I can't think of a bottom-up reason to invest overseas. Anywhere. Ukraine-Russia tensions, Hong Kong riots, Brazilian upheaval, peso collapse, ISIL gaining steam. You just want to get out of those markets alive. If you are rich, you almost have to wire your money out of your country and go and buy dollars and our bonds. You almost have to. It is derelict not to. Yet all that we hear and see is that a strong dollar is bad for oil and bad for our exports and does nothing good for the nation as a whole. A strong currency is a sign of America's might. I like it. I don't run from it.
What do you do if you are a leveraged hedge fund making big and now foolish bets on emerging markets? What's your choice? You need to raise capital? You do the time-honored stupid trade of selling the good -- the United States -- and keeping the bad, all of those countries that are falling off a cliff. That's just human nature. There are ten thousand hedge funds and I have to ask how many of these managers even know that you are supposed to slam out the bad to have the money to buy the good and not vice versa. They are causing the volatility smokescreen we face every day.
Now, once the smoke clears from the hedge fund selling that has nothing to do with the U.S. buyers come out of their foxholes as they did mid-morning and cause volatility the other way because the forced sellers are done and nobody else is really bailing. So buyers reach for uniquely American situations, restaurants, retailers as well as healthcare, and move them right back up. I think that the retailers and restaurant chains and apparel companies make so much sense. They have nothing to do with the hot spots overseas. They have everything to do with personal income and spending and left over dollars that lower gasoline prices give you. Oh and the average borrower still gets the low interest rates she needs courtesy the foreigners not the Fed. We have to stop talking about the Fed already. It's a classic misdirection play.

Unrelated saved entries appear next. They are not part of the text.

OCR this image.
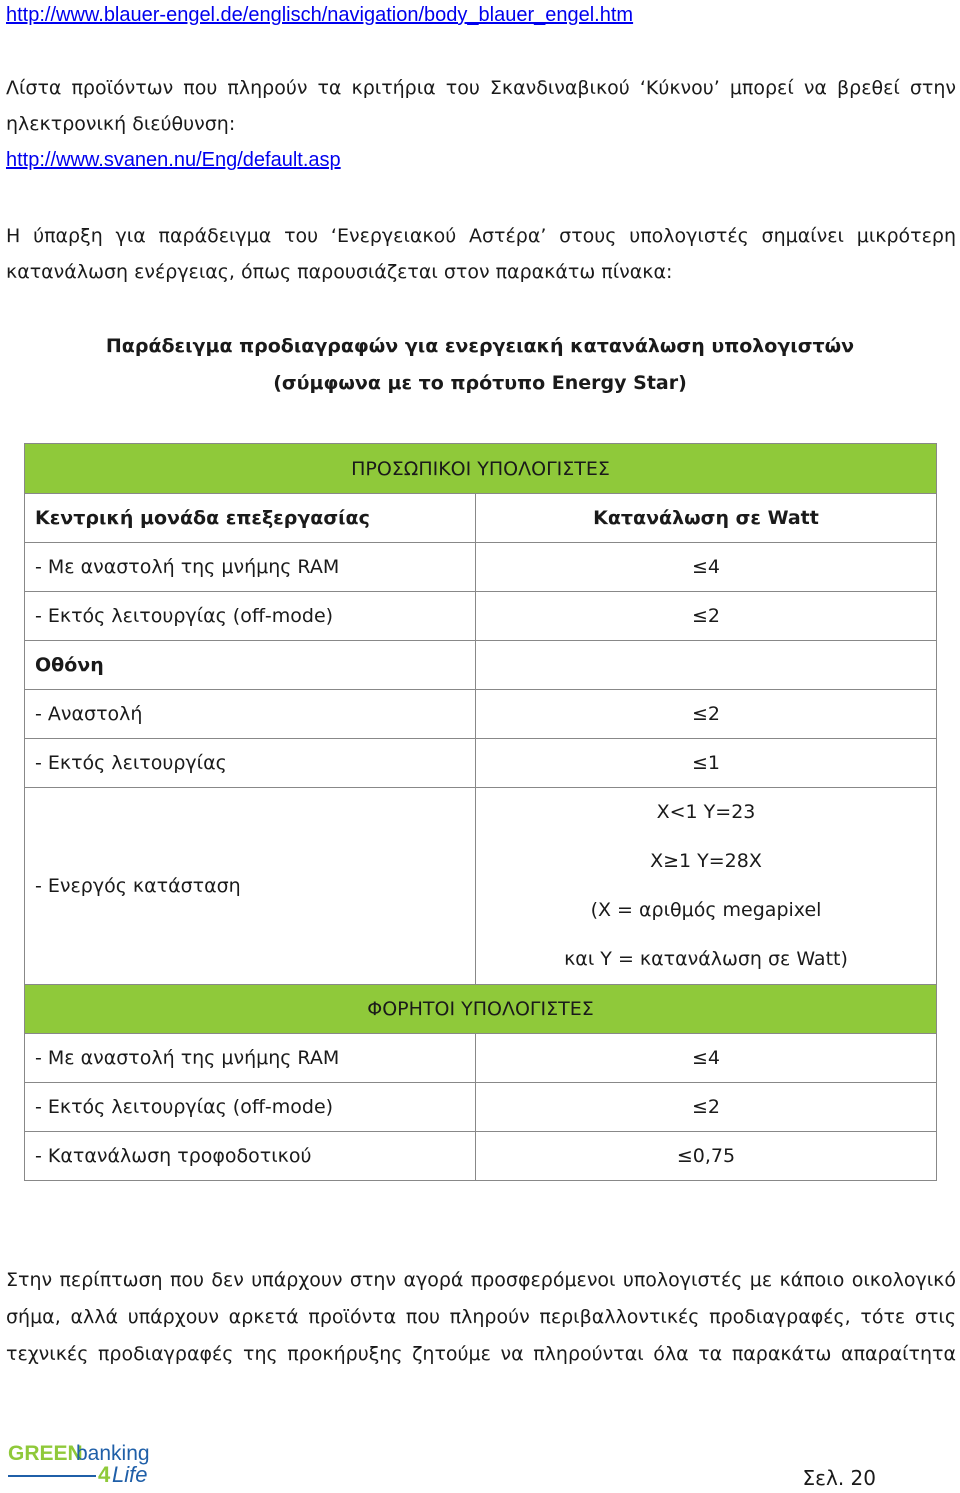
http://www.blauer-engel.de/englisch/navigation/body_blauer_engel.htm
Λίστα προϊόντων που πληρούν τα κριτήρια του Σκανδιναβικού ‘Κύκνου’ μπορεί να βρεθεί στην
ηλεκτρονική διεύθυνση:
http://www.svanen.nu/Eng/default.asp
Η ύπαρξη για παράδειγμα του ‘Ενεργειακού Αστέρα’ στους υπολογιστές σημαίνει μικρότερη
κατανάλωση ενέργειας, όπως παρουσιάζεται στον παρακάτω πίνακα:
Παράδειγμα προδιαγραφών για ενεργειακή κατανάλωση υπολογιστών
(σύμφωνα με το πρότυπο Energy Star)
ΠΡΟΣΩΠΙΚΟΙ ΥΠΟΛΟΓΙΣΤΕΣ	
Κεντρική μονάδα επεξεργασίας	Κατανάλωση σε Watt
- Με αναστολή της μνήμης RAM	≤4
- Εκτός λειτουργίας (off-mode)	≤2
Οθόνη	
- Αναστολή	≤2
- Εκτός λειτουργίας	≤1
- Ενεργός κατάσταση	X<1 Y=23
X≥1 Y=28X
(X = αριθμός megapixel
και Y = κατανάλωση σε Watt)

ΦΟΡΗΤΟΙ ΥΠΟΛΟΓΙΣΤΕΣ	
- Με αναστολή της μνήμης RAM	≤4
- Εκτός λειτουργίας (off-mode)	≤2
- Κατανάλωση τροφοδοτικού	≤0,75
Στην περίπτωση που δεν υπάρχουν στην αγορά προσφερόμενοι υπολογιστές με κάποιο οικολογικό
σήμα, αλλά υπάρχουν αρκετά προϊόντα που πληρούν περιβαλλοντικές προδιαγραφές, τότε στις
τεχνικές προδιαγραφές της προκήρυξης ζητούμε να πληρούνται όλα τα παρακάτω απαραίτητα
GREEN
banking
4 Life	Σελ. 20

Hey, I see worrisome signs for the traditionalists. How about the endless march higher of Mobileye (MBLY) and GoPro (GPRO), two stocks I champion but I recognize have taken over from Tesla (TSLA) and Netflix (NFLX) as the cult stocks of the era. The new GoPros just came out and I understand that orders are double last year's already. Mobileye goes up because they own the space of collision avoidance. Oh yeah, there's Agios (AGIO) up again, too, as it has become the anointed biotech name because of its revolutionary anti-cancer drug.
Still I come back to the idea that there are always going to be speculative homeruns, which is why I am about the only guy in the whole country who blesses speculation; hence why I have been behind all three specs.
So, you have to let these funds lash out with their selling, causing all the volatility that's so unnerving, and then buy what makes sense that has nothing to do with their silly gyrations. Bet with common sense not against it. The problem? Common sense is often obscured by the skittish months that are September and October common sense. So keep that in mind when the volatility drives your stocks up, cut 'em back, and then buy 'em back when hedge funds panic out and drive stocks right back down with the unwinding of their moronic, risky bets that should have never been made in the first place.